Similarly, if parties have entered a contract for the sale of parcel of land and said land is validly expropriated or compulsorily acquired by the government for public use, the contract may be deemed frustrated to a supervening event not caused by the seller and parties will be discharged from their contractual obligations.
An example of political power frustrating a contract is where a war breaks out between two countries and citizens are subsequently forbidden from trading or doing business with citizens of the country whom they are at war with. Pending contracts may be deemed to be frustrated as they become impossible to perform.
What do you need to Prove to show the Contract was indeed Frustrated?
- Show the occurrence of a supervening event i.e., an event beyond the control of the parties: e.g., war, act of God such as an earthquake, an act of terror, exercise of governmental power etc. This means that self-induced frustration cannot be relied on.
- That the event was unforeseen.
- That the contract has become impossible perform and not merely difficult.
- That there is therefore a radical change in the purpose and circumstances of the contract.
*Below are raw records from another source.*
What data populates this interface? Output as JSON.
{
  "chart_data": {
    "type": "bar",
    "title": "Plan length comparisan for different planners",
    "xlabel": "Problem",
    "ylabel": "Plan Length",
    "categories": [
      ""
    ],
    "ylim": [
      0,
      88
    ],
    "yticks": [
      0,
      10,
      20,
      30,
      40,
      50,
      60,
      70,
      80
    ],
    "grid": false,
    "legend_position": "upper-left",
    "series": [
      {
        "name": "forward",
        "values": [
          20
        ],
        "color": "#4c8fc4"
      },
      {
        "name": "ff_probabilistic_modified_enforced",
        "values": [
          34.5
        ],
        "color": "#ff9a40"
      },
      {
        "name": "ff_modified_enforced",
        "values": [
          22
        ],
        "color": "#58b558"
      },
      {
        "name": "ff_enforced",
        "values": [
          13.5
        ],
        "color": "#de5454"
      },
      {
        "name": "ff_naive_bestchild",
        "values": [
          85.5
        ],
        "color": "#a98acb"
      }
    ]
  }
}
What is the Effect of Frustration of a Contract?
- The contract is discharged or terminated by frustration due to that supervening event.
- Thus, in consequence a contractual party is relieved from performance of their contractual obligations going forward after the occurrence of the supervening event.
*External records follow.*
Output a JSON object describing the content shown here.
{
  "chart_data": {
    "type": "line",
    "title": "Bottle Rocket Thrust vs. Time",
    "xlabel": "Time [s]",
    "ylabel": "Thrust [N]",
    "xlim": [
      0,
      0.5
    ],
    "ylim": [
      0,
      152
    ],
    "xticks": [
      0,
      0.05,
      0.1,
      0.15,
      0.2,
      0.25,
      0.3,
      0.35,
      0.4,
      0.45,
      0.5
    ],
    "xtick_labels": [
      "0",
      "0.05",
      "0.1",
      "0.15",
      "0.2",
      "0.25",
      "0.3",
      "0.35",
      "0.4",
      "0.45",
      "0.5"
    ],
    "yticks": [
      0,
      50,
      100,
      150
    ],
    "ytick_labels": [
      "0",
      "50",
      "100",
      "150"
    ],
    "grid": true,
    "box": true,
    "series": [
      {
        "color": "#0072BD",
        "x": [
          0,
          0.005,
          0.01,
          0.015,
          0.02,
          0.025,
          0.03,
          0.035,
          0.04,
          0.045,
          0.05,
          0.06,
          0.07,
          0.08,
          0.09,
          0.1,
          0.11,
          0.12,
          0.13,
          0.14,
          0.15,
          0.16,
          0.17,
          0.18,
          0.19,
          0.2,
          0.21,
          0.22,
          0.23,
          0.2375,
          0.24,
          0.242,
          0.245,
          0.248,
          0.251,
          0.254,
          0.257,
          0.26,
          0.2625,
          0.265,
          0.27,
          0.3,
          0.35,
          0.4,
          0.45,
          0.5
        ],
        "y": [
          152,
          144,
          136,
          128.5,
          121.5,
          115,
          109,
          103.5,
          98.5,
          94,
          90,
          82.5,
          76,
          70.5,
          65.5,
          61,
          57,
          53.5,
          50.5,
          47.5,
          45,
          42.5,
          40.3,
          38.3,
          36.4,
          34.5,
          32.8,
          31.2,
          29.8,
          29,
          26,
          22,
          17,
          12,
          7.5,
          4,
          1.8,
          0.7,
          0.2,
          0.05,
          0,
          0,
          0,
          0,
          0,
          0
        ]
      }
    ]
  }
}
- The contractual parties may retain the value they have received under the contract up to that time e.g. if this was used to cover costs.
- The court may order restitution to a party to return them to the financial position they initially were in if it is deemed just under the circumstances.
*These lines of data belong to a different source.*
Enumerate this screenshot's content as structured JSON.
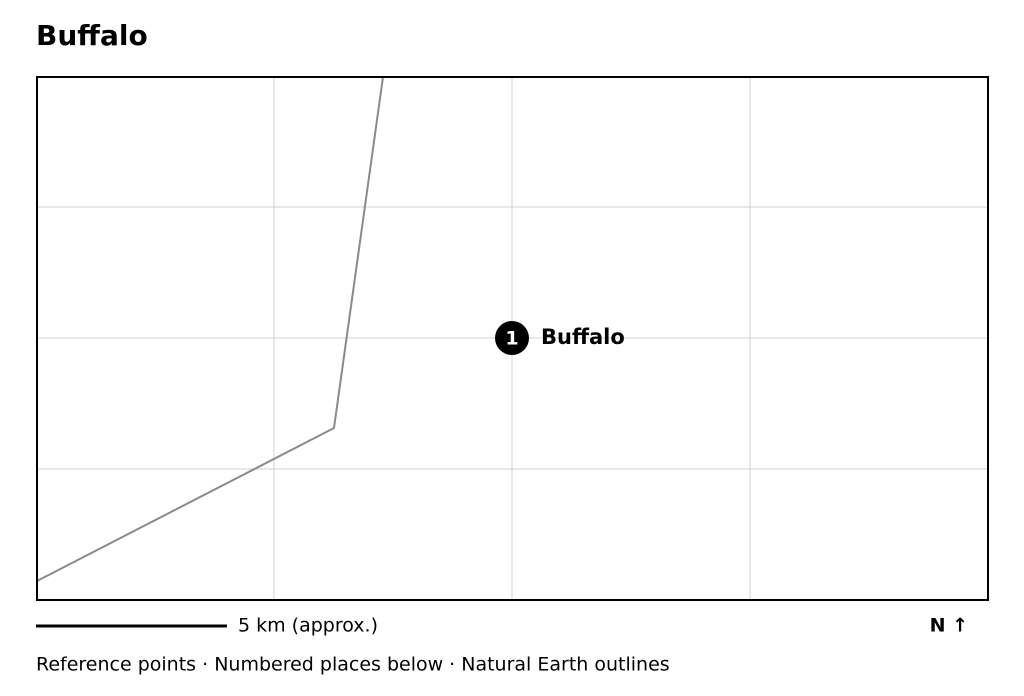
{
  "header": {
    "title": "Buffalo"
  },
  "map": {
    "places": [
      {
        "number": "1",
        "label": "Buffalo"
      }
    ]
  },
  "footer": {
    "scale": "5 km (approx.)",
    "north": "N ↑",
    "note": "Reference points · Numbered places below · Natural Earth outlines"
  }
}
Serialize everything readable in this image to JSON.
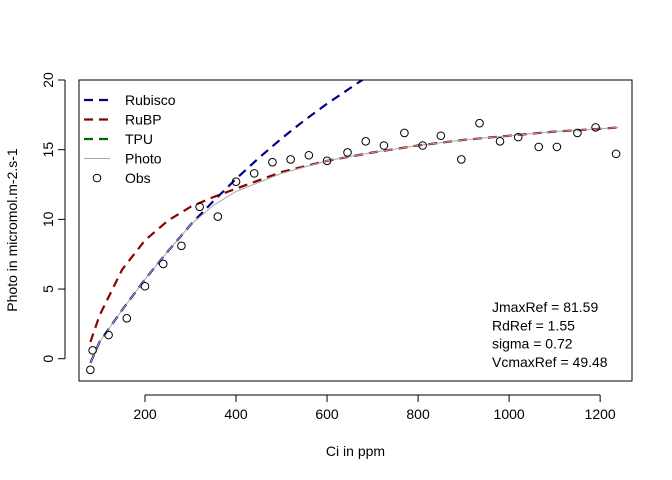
{
  "chart_data": {
    "type": "scatter",
    "xlabel": "Ci in ppm",
    "ylabel": "Photo in micromol.m-2.s-1",
    "xlim": [
      55,
      1270
    ],
    "ylim": [
      -1.6,
      20
    ],
    "x_ticks": [
      200,
      400,
      600,
      800,
      1000,
      1200
    ],
    "y_ticks": [
      0,
      5,
      10,
      15,
      20
    ],
    "legend_position": "top-left",
    "legend": [
      {
        "label": "Rubisco",
        "style": "dashed",
        "color": "#00008B"
      },
      {
        "label": "RuBP",
        "style": "dashed",
        "color": "#8B0000"
      },
      {
        "label": "TPU",
        "style": "dashed",
        "color": "#006400"
      },
      {
        "label": "Photo",
        "style": "solid",
        "color": "#A9A9A9"
      },
      {
        "label": "Obs",
        "style": "open-circle",
        "color": "#000000"
      }
    ],
    "series": [
      {
        "name": "Rubisco",
        "style": "dashed",
        "color": "#00008B",
        "x": [
          80,
          100,
          150,
          200,
          250,
          300,
          350,
          400,
          450,
          500,
          550,
          600,
          650,
          700
        ],
        "y": [
          -0.3,
          1.2,
          3.5,
          5.7,
          7.7,
          9.6,
          11.3,
          12.9,
          14.4,
          15.8,
          17.1,
          18.3,
          19.4,
          20.5
        ]
      },
      {
        "name": "RuBP",
        "style": "dashed",
        "color": "#8B0000",
        "x": [
          80,
          100,
          150,
          200,
          250,
          300,
          350,
          400,
          500,
          600,
          700,
          800,
          900,
          1000,
          1100,
          1200,
          1240
        ],
        "y": [
          1.2,
          3.1,
          6.4,
          8.5,
          9.9,
          10.9,
          11.6,
          12.2,
          13.4,
          14.2,
          14.8,
          15.3,
          15.7,
          16.0,
          16.3,
          16.5,
          16.6
        ]
      },
      {
        "name": "Photo",
        "style": "solid",
        "color": "#A9A9A9",
        "x": [
          80,
          100,
          150,
          200,
          250,
          300,
          350,
          400,
          500,
          600,
          700,
          800,
          900,
          1000,
          1100,
          1200,
          1240
        ],
        "y": [
          -0.3,
          1.2,
          3.5,
          5.7,
          7.7,
          9.6,
          11.0,
          12.0,
          13.3,
          14.2,
          14.8,
          15.3,
          15.7,
          16.0,
          16.3,
          16.5,
          16.6
        ]
      },
      {
        "name": "Obs",
        "style": "points",
        "color": "#000000",
        "x": [
          80,
          85,
          120,
          160,
          200,
          240,
          280,
          320,
          360,
          400,
          440,
          480,
          520,
          560,
          600,
          645,
          685,
          725,
          770,
          810,
          850,
          895,
          935,
          980,
          1020,
          1065,
          1105,
          1150,
          1190,
          1235
        ],
        "y": [
          -0.8,
          0.6,
          1.7,
          2.9,
          5.2,
          6.8,
          8.1,
          10.9,
          10.2,
          12.7,
          13.3,
          14.1,
          14.3,
          14.6,
          14.2,
          14.8,
          15.6,
          15.3,
          16.2,
          15.3,
          16.0,
          14.3,
          16.9,
          15.6,
          15.9,
          15.2,
          15.2,
          16.2,
          16.6,
          14.7
        ]
      }
    ],
    "annotations": [
      "JmaxRef = 81.59",
      "RdRef = 1.55",
      "sigma = 0.72",
      "VcmaxRef = 49.48"
    ]
  }
}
- Neither party is entitled to damages on the sole basis of the supervening event frustrating the contract as this was caused by an event outside of the control of either party.
- Parties may claim damages for breach of obligations that have already been performed prior to the frustrating event, but not damages due to the frustrating event.
Is the Covid-19/Coronavirus Pandemic an Event Discharging Kenyan Contracts by Frustration?
The answer is wholly circumstantial. Covid-19 may in certain cases have had the effect of frustrating contracts at the inception of the pandemic, nevertheless, it remains to be seen whether a party can continually rely on the doctrine of frustration from Covid-19 in subsequent timespans when the pandemic shall be ongoing.
The court faced with the defence of Covid-19 as a reason for the frustration of contract during the subsequent years of coronavirus may consider that we have lived with coronavirus for a while such that people have come up with alternatives in this pandemic period i.e. adapted such that coronavirus may not be a supervening event because even though it was initially unforeseeable, parties entering into contracts after the passage of time from the outbreak are able to adjust their performance of contracts to account for the pandemic which is now in its second year. Thus, in Kenya Union of Commercial, Food and Allied Workers v Tusker Mattresses Limited [2020] eKLR, the court stated that while Covid-19 was unforeseeable – before it became an emergent pandemic – the party relying on the doctrine of frustration needed to show how Covid-19 had made it difficult to adhere to a collective bargaining agreement and pay employees their full wages as stipulated under their individual employment contracts, additionally, the party relying on frustration wrongly conflated frustration with the force majeure mechanism which was actually not a clause included in the collective bargaining agreement. While force majeure and frustration of contracts are similar principles, they are not substitutes of each other and there are legal principles underlying each.